Brian Deeny
- Born: 2 March 2000 (age 26) Wexford, Ireland
- Height: 1.98 m (6 ft 6 in)
- Weight: 119 kg (18.7 st; 262 lb)
- School: St Peter's College, Wexford
- University: University College Dublin

Rugby union career
- Position: Lock

Youth career
- -: Wexford Wanderers RFC

Senior career
- Years: Team / Apps / (Points)
- 2021–: Leinster / 48 / (20)
- Correct as of 21 March 2026

International career
- Years: Team / Apps / (Points)
- 2019–2020: Ireland U20s / 7 / (5)
- Correct as of 25 April 2022

= Brian Deeny =

Irish rugby union player

Brian Deeny (born 3 February 2000) is an Irish rugby union player, currently playing for United Rugby Championship and European Rugby Champions Cup side Leinster.
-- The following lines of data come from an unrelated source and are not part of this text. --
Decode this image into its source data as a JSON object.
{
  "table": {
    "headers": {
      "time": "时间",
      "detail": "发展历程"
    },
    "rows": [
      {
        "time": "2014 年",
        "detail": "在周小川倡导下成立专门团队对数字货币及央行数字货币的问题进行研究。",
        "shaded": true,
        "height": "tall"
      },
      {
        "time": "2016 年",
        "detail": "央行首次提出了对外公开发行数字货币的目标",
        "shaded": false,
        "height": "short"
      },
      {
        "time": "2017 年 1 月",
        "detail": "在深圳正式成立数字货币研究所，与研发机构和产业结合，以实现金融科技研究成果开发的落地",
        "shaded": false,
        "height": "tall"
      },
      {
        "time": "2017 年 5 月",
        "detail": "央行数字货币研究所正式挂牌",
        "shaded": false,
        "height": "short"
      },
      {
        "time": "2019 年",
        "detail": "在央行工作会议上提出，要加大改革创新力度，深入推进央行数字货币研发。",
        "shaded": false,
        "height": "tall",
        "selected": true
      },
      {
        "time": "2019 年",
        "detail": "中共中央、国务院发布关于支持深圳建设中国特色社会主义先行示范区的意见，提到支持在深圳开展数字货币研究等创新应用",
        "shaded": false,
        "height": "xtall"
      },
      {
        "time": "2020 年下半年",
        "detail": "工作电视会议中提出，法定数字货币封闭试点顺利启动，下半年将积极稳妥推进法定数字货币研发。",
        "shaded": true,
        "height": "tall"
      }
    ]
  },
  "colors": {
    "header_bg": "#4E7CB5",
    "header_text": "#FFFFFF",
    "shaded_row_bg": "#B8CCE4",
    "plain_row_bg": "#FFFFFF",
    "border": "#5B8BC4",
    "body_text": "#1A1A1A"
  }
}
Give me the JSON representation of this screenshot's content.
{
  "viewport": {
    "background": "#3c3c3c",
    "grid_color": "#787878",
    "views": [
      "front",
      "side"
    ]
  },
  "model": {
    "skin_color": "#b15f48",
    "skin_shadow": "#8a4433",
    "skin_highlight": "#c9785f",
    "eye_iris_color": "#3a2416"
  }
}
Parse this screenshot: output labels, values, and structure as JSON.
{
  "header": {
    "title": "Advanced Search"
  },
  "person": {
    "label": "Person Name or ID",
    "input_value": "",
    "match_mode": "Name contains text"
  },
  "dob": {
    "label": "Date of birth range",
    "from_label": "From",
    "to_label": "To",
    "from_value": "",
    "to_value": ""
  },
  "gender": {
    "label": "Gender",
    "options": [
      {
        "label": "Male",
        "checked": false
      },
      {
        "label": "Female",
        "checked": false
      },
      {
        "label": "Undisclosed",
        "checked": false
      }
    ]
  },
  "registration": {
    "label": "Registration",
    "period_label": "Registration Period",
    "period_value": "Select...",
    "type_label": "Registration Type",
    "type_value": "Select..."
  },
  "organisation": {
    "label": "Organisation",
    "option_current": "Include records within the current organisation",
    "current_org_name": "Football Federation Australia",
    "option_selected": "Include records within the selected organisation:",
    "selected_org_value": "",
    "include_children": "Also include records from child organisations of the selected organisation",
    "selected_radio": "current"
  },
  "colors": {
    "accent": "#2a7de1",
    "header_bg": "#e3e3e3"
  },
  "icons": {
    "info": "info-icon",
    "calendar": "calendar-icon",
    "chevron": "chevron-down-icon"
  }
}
His preferred position is lock.

==Youth==
Prior to his rugby career Deeny played gaelic football for St Peter's College, winning a Leinster Schools Senior Football A title. He went on to study biomedical sciences at Trinity College Dublin. Deeny played the majority of his junior rugby for Wexford Wanderers and later Clontarf.

==Leinster==
Deeny was named in the Leinster Rugby academy for the 2021–22 season. He made his debut in Round 16 of the 2021–22 United Rugby Championship against the . He signed his first senior contract, and was promoted to the full Leinster squad for the 2022–23 United Rugby Championship in March 2022.

==Ireland==
Deeny appeared for the Irish under-20s at the 2019 World Rugby Under 20 Championship.